By 1947, Burma-Shave sales rose to more than 6 million dollars. The Burma-Shave company was sold to the Gillette Company in 1963 and later sold to Phillip Morris. By 1966, the last signs disappeared with a few ending up in museums.
I well remember reading the signs along Highway 90 to Houston and to San Antonio when on the way to visit relatives. During World War II, the speed limit on the highways was 35 mph so children could have plenty of time to learn to read the poems.
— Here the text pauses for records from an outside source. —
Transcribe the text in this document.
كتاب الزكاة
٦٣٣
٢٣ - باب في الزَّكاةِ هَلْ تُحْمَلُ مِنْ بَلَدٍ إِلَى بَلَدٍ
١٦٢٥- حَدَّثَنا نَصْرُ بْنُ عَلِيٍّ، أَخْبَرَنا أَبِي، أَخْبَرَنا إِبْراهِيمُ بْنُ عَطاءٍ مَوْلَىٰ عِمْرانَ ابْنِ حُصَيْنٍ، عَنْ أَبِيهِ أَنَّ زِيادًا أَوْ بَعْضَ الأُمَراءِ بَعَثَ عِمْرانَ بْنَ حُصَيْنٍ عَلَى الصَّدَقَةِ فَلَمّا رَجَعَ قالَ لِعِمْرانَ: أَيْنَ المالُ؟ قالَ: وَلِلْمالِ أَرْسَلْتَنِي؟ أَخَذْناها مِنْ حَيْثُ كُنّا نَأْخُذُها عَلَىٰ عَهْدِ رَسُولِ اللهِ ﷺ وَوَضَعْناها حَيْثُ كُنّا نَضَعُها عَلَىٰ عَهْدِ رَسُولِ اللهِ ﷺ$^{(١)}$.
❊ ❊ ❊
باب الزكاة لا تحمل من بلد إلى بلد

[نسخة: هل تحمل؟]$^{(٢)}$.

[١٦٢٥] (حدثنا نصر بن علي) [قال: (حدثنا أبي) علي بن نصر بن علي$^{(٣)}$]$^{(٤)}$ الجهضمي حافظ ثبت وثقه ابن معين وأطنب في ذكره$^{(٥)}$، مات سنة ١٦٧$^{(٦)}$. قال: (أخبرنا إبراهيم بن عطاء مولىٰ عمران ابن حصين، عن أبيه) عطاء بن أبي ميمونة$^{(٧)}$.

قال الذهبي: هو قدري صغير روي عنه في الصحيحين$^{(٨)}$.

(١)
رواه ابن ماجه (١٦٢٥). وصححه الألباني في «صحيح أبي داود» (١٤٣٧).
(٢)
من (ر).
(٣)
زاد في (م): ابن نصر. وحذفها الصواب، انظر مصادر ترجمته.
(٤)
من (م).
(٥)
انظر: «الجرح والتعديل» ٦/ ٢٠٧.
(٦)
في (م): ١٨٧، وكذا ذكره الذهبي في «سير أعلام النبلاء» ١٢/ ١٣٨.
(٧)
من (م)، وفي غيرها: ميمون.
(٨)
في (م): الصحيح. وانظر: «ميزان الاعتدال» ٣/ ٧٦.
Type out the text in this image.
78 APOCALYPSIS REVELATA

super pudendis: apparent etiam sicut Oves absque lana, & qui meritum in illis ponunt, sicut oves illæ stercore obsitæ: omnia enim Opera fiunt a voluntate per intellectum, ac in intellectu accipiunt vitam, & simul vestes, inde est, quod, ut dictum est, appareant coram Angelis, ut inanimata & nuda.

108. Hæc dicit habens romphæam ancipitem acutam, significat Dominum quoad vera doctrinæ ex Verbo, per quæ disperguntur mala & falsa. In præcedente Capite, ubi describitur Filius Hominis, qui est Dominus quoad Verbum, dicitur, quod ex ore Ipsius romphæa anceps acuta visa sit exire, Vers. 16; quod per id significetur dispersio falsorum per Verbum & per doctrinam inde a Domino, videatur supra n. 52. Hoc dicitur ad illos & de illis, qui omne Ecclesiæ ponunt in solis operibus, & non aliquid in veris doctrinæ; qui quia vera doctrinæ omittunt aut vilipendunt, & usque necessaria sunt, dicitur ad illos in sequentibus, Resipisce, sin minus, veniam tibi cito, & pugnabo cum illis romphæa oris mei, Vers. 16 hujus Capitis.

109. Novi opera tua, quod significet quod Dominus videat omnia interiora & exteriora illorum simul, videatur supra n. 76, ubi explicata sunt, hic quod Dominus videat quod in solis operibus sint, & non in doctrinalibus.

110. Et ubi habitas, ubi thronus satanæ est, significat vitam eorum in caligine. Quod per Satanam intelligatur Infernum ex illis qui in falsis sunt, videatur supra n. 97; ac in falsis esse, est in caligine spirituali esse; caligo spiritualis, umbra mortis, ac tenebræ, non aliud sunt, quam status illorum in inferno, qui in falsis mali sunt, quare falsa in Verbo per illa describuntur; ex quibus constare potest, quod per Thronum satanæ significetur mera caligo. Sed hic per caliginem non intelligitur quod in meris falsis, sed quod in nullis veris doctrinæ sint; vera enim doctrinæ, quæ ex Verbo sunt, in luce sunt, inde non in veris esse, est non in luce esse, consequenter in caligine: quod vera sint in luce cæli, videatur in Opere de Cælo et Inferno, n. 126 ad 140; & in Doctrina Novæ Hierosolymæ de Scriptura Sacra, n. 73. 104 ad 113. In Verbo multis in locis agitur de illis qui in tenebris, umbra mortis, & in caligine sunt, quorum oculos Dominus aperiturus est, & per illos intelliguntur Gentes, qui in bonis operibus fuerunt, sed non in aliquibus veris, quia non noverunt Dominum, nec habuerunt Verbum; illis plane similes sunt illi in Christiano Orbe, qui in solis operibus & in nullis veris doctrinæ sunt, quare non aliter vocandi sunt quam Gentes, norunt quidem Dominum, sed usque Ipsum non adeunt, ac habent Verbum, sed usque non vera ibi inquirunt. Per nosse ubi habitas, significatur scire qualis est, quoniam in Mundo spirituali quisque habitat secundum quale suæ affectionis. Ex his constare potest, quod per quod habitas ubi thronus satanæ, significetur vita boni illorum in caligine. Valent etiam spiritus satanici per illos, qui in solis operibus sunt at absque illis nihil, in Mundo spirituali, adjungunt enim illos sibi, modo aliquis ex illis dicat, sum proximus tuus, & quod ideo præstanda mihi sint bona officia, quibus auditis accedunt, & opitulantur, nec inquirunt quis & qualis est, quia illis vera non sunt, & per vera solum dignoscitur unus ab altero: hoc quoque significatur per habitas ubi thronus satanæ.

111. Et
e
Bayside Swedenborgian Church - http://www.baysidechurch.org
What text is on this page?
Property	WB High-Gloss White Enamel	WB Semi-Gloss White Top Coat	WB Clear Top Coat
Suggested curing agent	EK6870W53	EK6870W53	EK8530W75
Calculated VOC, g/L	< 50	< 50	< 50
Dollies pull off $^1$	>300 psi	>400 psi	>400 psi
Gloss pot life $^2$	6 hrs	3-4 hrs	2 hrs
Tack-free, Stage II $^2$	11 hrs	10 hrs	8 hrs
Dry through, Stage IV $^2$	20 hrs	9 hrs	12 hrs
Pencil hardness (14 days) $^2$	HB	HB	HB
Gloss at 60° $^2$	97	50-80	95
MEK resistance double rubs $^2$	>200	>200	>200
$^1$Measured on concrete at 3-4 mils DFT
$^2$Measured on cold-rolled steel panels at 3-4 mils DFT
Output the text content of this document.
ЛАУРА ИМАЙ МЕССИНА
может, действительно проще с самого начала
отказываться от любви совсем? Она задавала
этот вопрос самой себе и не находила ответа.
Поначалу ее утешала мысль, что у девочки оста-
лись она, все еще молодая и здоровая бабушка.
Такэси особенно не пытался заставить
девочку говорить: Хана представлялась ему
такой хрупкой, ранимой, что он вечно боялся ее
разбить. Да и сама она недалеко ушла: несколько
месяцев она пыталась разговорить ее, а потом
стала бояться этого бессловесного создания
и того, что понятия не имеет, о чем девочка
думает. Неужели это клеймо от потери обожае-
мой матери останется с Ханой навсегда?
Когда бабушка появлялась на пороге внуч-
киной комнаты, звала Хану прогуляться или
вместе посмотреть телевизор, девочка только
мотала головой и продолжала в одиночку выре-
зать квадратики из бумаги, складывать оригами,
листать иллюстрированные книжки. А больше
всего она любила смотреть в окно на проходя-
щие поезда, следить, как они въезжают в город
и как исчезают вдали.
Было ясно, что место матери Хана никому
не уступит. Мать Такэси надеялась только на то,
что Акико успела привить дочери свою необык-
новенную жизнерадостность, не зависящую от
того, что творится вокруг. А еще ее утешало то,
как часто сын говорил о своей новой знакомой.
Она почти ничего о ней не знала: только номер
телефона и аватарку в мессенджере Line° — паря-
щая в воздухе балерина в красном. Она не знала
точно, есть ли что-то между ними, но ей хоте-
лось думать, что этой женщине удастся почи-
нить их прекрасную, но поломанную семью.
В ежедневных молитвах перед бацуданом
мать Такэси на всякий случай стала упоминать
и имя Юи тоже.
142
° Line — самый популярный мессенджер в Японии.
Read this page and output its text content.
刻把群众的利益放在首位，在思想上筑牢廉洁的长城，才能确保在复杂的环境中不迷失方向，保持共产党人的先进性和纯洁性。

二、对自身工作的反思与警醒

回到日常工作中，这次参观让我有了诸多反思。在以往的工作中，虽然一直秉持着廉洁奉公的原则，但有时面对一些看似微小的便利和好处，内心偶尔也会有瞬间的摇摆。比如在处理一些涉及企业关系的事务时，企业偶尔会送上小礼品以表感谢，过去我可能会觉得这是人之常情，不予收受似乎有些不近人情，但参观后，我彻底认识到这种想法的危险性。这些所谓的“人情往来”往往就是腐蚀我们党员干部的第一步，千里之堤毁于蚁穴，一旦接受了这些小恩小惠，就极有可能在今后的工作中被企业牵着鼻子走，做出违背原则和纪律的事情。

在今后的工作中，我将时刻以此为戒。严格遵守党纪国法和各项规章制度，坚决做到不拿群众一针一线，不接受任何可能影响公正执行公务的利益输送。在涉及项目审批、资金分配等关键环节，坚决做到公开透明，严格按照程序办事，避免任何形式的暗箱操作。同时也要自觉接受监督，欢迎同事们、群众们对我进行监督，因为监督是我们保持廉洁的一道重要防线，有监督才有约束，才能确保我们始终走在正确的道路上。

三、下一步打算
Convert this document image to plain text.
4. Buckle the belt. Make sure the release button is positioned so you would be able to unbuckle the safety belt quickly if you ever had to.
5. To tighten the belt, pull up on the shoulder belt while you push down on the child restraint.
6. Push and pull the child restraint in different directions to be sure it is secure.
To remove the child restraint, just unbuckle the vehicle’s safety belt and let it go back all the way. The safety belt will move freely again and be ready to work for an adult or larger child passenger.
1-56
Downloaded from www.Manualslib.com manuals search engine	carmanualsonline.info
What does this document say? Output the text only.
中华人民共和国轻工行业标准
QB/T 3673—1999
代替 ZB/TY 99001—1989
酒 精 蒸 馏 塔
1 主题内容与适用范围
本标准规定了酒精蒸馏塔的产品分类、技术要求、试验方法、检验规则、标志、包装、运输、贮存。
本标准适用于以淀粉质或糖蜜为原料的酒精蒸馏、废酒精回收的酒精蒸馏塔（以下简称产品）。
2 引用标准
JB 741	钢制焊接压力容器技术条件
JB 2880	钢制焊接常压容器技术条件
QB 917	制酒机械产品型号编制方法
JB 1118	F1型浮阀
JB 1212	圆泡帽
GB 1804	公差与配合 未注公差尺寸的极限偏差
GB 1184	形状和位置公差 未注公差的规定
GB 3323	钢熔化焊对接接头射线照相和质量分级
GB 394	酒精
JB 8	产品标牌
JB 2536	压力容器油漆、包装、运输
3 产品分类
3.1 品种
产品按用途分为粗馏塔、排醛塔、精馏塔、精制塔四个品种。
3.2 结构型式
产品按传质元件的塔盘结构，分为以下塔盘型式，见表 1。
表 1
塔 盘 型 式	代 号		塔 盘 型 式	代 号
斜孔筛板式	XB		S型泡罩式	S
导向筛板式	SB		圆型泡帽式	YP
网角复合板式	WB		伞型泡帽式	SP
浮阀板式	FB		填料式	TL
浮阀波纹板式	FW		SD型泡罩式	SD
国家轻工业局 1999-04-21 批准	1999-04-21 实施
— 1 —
The following are just a few of the 7000 verses, or poems that appeared on the signs with the last sign being Burma-Shave:
1. Heaven’s latest — neophyte — signaled left — then turned right — Burma Shave;
2. Is he lonesome — or just blind — the guy who drives — so close behind;
3. The bearded devil — is forced to dwell — in the only place — where they don’t sell;
4. My job is — keeping faces clean — and nobody knows — the stubble I’ve seen;
5. Diplomacy is — to do and say — the nastiest things — in the nicest way;
6. Her chariot raced — at eight per — they hauled away — what had been her;
7. Cautious rider — to her reckless dear — let’s have less bull — and lots more steer;
8. Slow down, Pa, — sakes alive — Ma missed signs — four and five;
9. The bearded lady — tried a jar — she’s now — a famous movie star;
10. Before I tried it — the kisses I missed — but afterwards, boy — the misses I kissed;
11. The poorest guy — in the human race — can have a — million dollar face;
12. Substitutes — are like a girdle — they find some jobs — they just can’t hurdle;
13. Substitutes — can let you down — quicker than — a strapless gown;
14. Passing schoolhouses — take it slow — let the little — shavers grow;
15. Drowsy? — just remember Pard — that marble slab — is doggone hard;
16. In cupid’s little — bag of trix — here’s the one — that clix — with chix;
17. Although insured — remember, kiddo — they don’t pay you — they pay your widow;
18. Train approaching — whistle squealing — pause — avoid that rundown feeling;
19. The proper distance — to him was bunk — they pulled him out — of some guy’s trunk;
20. Dianah doesn’t — treat him right — but if he’d shave — Dianah-mite;
21. A man, a miss —a car, a curve — he kissed the miss — and missed the curve;
22. Don’t stick your elbow — out so far — it may go home — in another car;
23. Don’t lose your head — to gain a minute — you need your head — your brains are in it;
24. Drove too long — driver snoozing — what happened next — is not amusing;
25. The one that drives — when he’s been drinking — depends on you — to do his thinking.
There are several books containing thousands of Burma-Shave poems that once amused drivers along our nation’s highways. If you remember seeing these signs, you are more than half a century old.
I just didn’t think growing old would come so fast. Have a great day!